Periya Negamam is a panchayat town in Pollachi taluk of Coimbatore district in the Indian state of Tamil Nadu. Located in the north-western part of the state, it is one of the 33 panchayat towns in the district. Spread across an area of 10.88 km2, it had a population of 7,098 individuals as per the 2011 census. The region is known for its handloom industry and the production of Negamam cotton saris.

== Geography and administration ==
Periya Negamam is located in Pollachi taluk of Coimbatore district in the Indian state of Tamil Nadu. Spread across an area of 10.88 km2, it is located in the western part of the state. It is one of the 33 panchayat towns in the district. The region has a tropical climate with hot summers and mild winters. The highest temperatures are recorded in April and May, with lowest recordings in December-January.
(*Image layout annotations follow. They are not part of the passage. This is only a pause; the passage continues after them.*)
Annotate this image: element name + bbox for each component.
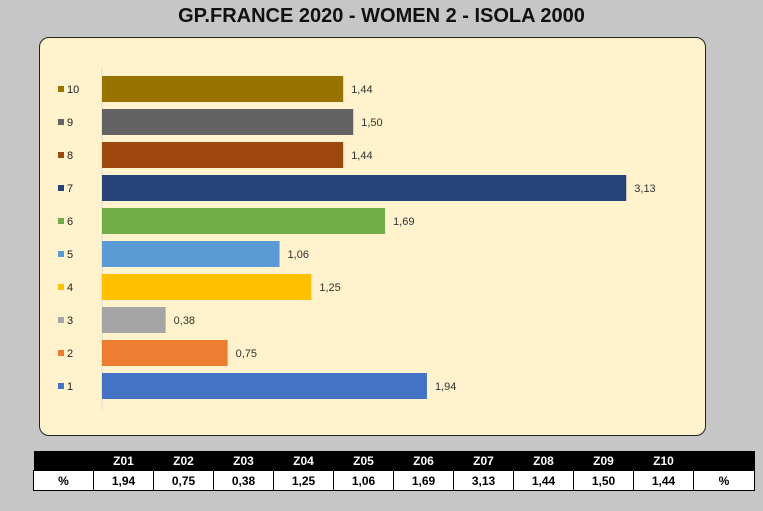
legend-swatch-2 <box>58 350 64 356</box>
data-label-7: 3,13 <box>634 183 655 195</box>
legend-label-6: 6 <box>67 216 73 228</box>
bar-8 <box>102 142 344 168</box>
table-header-cell: Z01 <box>93 451 154 471</box>
legend-swatch-10 <box>58 86 64 92</box>
table-cell: 3,13 <box>453 470 514 491</box>
data-label-5: 1,06 <box>288 249 309 261</box>
table-cell: 1,69 <box>393 470 454 491</box>
legend-label-3: 3 <box>67 315 73 327</box>
table-header-cell: Z06 <box>393 451 454 471</box>
legend-label-10: 10 <box>67 84 79 96</box>
data-label-2: 0,75 <box>236 348 257 360</box>
data-label-8: 1,44 <box>351 150 372 162</box>
bar-2 <box>102 340 228 366</box>
legend-label-5: 5 <box>67 249 73 261</box>
bar-7 <box>102 175 627 201</box>
table-header-cell: Z03 <box>213 451 274 471</box>
table-cell: 0,38 <box>213 470 274 491</box>
data-label-9: 1,50 <box>361 117 382 129</box>
bar-5 <box>102 241 280 267</box>
data-label-4: 1,25 <box>319 282 340 294</box>
bar-4 <box>102 274 312 300</box>
legend-swatch-5 <box>58 251 64 257</box>
legend-label-9: 9 <box>67 117 73 129</box>
table-header-cell <box>693 451 755 471</box>
table-header-cell: Z10 <box>633 451 694 471</box>
table-cell: 1,25 <box>273 470 334 491</box>
bar-1 <box>102 373 427 399</box>
bar-3 <box>102 307 166 333</box>
data-table: Z01 Z02 Z03 Z04 Z05 Z06 Z07 Z08 Z09 Z10 % 1,94 0,75… <box>33 451 755 491</box>
legend-label-4: 4 <box>67 282 73 294</box>
table-header-cell: Z02 <box>153 451 214 471</box>
table-cell: 1,44 <box>513 470 574 491</box>
legend-swatch-8 <box>58 152 64 158</box>
legend-label-1: 1 <box>67 381 73 393</box>
data-label-10: 1,44 <box>351 84 372 96</box>
data-label-3: 0,38 <box>174 315 195 327</box>
legend-label-7: 7 <box>67 183 73 195</box>
data-label-1: 1,94 <box>435 381 456 393</box>
chart-title: GP.FRANCE 2020 - WOMEN 2 - ISOLA 2000 <box>178 5 585 27</box>
legend-swatch-9 <box>58 119 64 125</box>
legend-swatch-3 <box>58 317 64 323</box>
table-header-cell <box>33 451 94 471</box>
table-header-cell: Z09 <box>573 451 634 471</box>
legend-swatch-6 <box>58 218 64 224</box>
table-cell: % <box>693 470 755 491</box>
legend-swatch-7 <box>58 185 64 191</box>
bar-chart: 1,44 10 1,50 9 1,44 8 3,13 7 1,69 6 1,06 5 1,25 4 0,38… <box>58 68 656 410</box>
table-header-row: Z01 Z02 Z03 Z04 Z05 Z06 Z07 Z08 Z09 Z10 <box>33 451 755 471</box>
legend-swatch-1 <box>58 383 64 389</box>
table-header-cell: Z05 <box>333 451 394 471</box>
legend-label-8: 8 <box>67 150 73 162</box>
table-row: % 1,94 0,75 0,38 1,25 1,06 1,69 3,13 1,44 1,50 1,4… <box>33 470 755 491</box>
legend-label-2: 2 <box>67 348 73 360</box>
legend-swatch-4 <box>58 284 64 290</box>
table-header-cell: Z07 <box>453 451 514 471</box>
table-cell: 1,44 <box>633 470 694 491</box>
bar-10 <box>102 76 344 102</box>
table-cell: 1,50 <box>573 470 634 491</box>
table-cell: 1,94 <box>93 470 154 491</box>
bar-6 <box>102 208 386 234</box>
table-cell: % <box>33 470 94 491</box>
table-header-cell: Z04 <box>273 451 334 471</box>
table-header-cell: Z08 <box>513 451 574 471</box>
table-cell: 1,06 <box>333 470 394 491</box>
data-label-6: 1,69 <box>393 216 414 228</box>
table-cell: 0,75 <box>153 470 214 491</box>
bar-9 <box>102 109 354 135</box>
chart-panel: 1,44 10 1,50 9 1,44 8 3,13 7 1,69 6 1,06 5 1,25 4 0,38… <box>39 37 706 436</box>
The town panchayat is headed by a chairperson, who is elected by the members, who are chosen through direct elections. The town forms part of the Pollachi Assembly constituency that elects its member to the Tamil Nadu legislative assembly and the Pollachi Lok Sabha constituency that elects its member to the Parliament of India.

==Demographics==
As per the 2011 census, Periya Negamam had a population of 7,098 individuals across 2,101 households. The population saw a marginal decrease compared to the previous census in 2001 when 7,683 inhabitants were registered. The population consisted of 3,546 males	and 3,552 females. About 522 individuals were below the age of six years. The entire population is classified as urban. The town has an average literacy rate of 79.3%. About 20.9% of the population belonged to scheduled castes.

About 51% of the eligible population were employed full-time. Handloom industry contributes significantly to the economy, with the town known for its weaving of Negamam cotton saris. Hinduism was the majority religion which was followed by 97.6% of the population, with Christianity (1.4%) and Islam (1.0%) being minor religions.